Очевидно, что знание характера распределения основных полиморфизмов ключевых генов метаболизма является очень важным в плане определения популяционной и индивидуальной чувствительности организмов к действию факторов среды и разработки профилактических мероприятий для предотвращения развития заболеваний.

Список литературы:

1. Гинтер Е.К. Роль факторов популяционной динамики в распространенности наследственной патологии в Российских популяциях. /Е.К.Гинтер, Р.А.Зинченко, Г.И.Ельчинова и др.  // Мед. генетика., 2004. -  Т. 3. -  № 12.  - С. 548.
2. Демидчик, Ю.Е. Механизмы клеточной химиорезистентности при раке молочной железы / Ю.Е. Демидчик, С.А. Костюк, И.Ю. Третьяк. //Минск : Беларуская навука, 2016. – 152 с. – ISBN 978-985-08-1991-8
3. Колесникова Л.И.. Этнографические маркеры антиоксидантной системы (Обзор литературы) /Л.И. Колесникова, Т.А. Баирова, О.А. Первушина //Бюллетень ВСНЦ СО РАН, 2013. - № 4(92) - С.166-171
4. Кравченко Л.В. Оценка антиоксидантной и антитоксической эффективности природных флавоноидов. /Л.В. Кравченко //Токсикологический вестник. 2005. - № 1. – Р. 14-20
5. Морозова К.В. Роль полиморфизма генов ферментов антиоксидантной системы в генезе невынашивания беременности. /К.В.Морозова, Н.Н.Луценко. //Акушерство, гинекология и репродукция, 2015. - №2. – С. 54-61
6. Новопашин В. О происхождении народов Кавказа: Y-DNA, https://www.proza.ru/2016/10/28/481
7. Савченко Я.А. Хромосомные аберрации и полиморфизм генов ферментов биотрансформации ксенобиотиков и репарации ДНК у рабочих теплоэнергетики. /Я.А.Савченко, В.И.Минина //Вестник КемГУ., 2014. - №3  - (59). - С. 8-13.
8. Спицын В.А. Экологическая генетика человека.
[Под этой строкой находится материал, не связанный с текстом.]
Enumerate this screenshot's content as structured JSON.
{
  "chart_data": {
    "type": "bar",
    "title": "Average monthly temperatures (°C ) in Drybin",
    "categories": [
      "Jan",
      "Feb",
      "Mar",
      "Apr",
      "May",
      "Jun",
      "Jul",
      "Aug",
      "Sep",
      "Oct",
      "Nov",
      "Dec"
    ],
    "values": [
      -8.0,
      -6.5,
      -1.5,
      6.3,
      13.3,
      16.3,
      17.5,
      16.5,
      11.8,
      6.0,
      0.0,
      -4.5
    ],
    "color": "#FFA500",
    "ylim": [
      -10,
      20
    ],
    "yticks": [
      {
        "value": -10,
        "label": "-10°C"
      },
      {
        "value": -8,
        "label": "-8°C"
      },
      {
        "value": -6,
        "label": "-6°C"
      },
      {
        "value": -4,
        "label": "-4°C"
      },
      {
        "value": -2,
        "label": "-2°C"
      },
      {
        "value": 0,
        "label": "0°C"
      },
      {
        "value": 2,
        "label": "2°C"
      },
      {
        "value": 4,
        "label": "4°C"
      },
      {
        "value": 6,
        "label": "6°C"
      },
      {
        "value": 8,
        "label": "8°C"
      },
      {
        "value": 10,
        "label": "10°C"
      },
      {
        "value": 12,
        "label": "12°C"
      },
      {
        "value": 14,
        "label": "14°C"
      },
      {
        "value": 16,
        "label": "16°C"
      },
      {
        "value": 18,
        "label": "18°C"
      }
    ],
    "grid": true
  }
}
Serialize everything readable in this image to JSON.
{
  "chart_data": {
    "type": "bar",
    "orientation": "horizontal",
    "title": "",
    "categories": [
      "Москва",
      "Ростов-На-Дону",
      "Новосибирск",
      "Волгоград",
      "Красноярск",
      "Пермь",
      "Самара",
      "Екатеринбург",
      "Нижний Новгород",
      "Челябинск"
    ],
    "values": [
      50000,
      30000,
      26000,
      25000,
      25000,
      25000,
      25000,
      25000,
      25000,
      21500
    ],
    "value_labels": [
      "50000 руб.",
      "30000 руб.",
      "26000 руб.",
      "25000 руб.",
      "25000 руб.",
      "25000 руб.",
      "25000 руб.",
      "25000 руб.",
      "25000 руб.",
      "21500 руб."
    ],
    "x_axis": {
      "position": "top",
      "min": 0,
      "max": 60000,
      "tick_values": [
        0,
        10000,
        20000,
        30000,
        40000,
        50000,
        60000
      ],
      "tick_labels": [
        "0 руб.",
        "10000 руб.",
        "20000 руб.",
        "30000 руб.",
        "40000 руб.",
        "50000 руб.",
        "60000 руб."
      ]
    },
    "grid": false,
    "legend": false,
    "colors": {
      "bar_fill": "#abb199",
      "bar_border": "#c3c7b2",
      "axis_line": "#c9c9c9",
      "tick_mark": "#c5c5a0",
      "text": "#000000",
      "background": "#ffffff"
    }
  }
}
М.: Наука, 2008. 503 с.
9. Hayes J.D. Glutathione S-transferase polymorphisms and their biological consequences. / J.D.Hayes, R.C. Strange // Pharmacology.  -  2000. - V. 61. - №3.  - Р. 154-166.
10. Hermes-Lima M. In: In Functional Metabolism: Regulation and Adaptation. / M. Hermes-Lima //New Jersey: Hoboken; 2004. - Р. 319–368.
11. https://www.ncbi.nlm.nih.gov/projects/SNP/snp_ref.cgi?rs=1799895
12. Méplan C. Association between polymorphisms in glutathione peroxidase and selenoprotein P genes, glutathione peroxidase activity, HRT use and breast cancer risk. /Méplan C, Dragsted LO, Ravn-Haren G, Tjønneland A, Vogel U, Hesketh J. // PLoS One., 2013. -  №8(9). - Р. 733-6.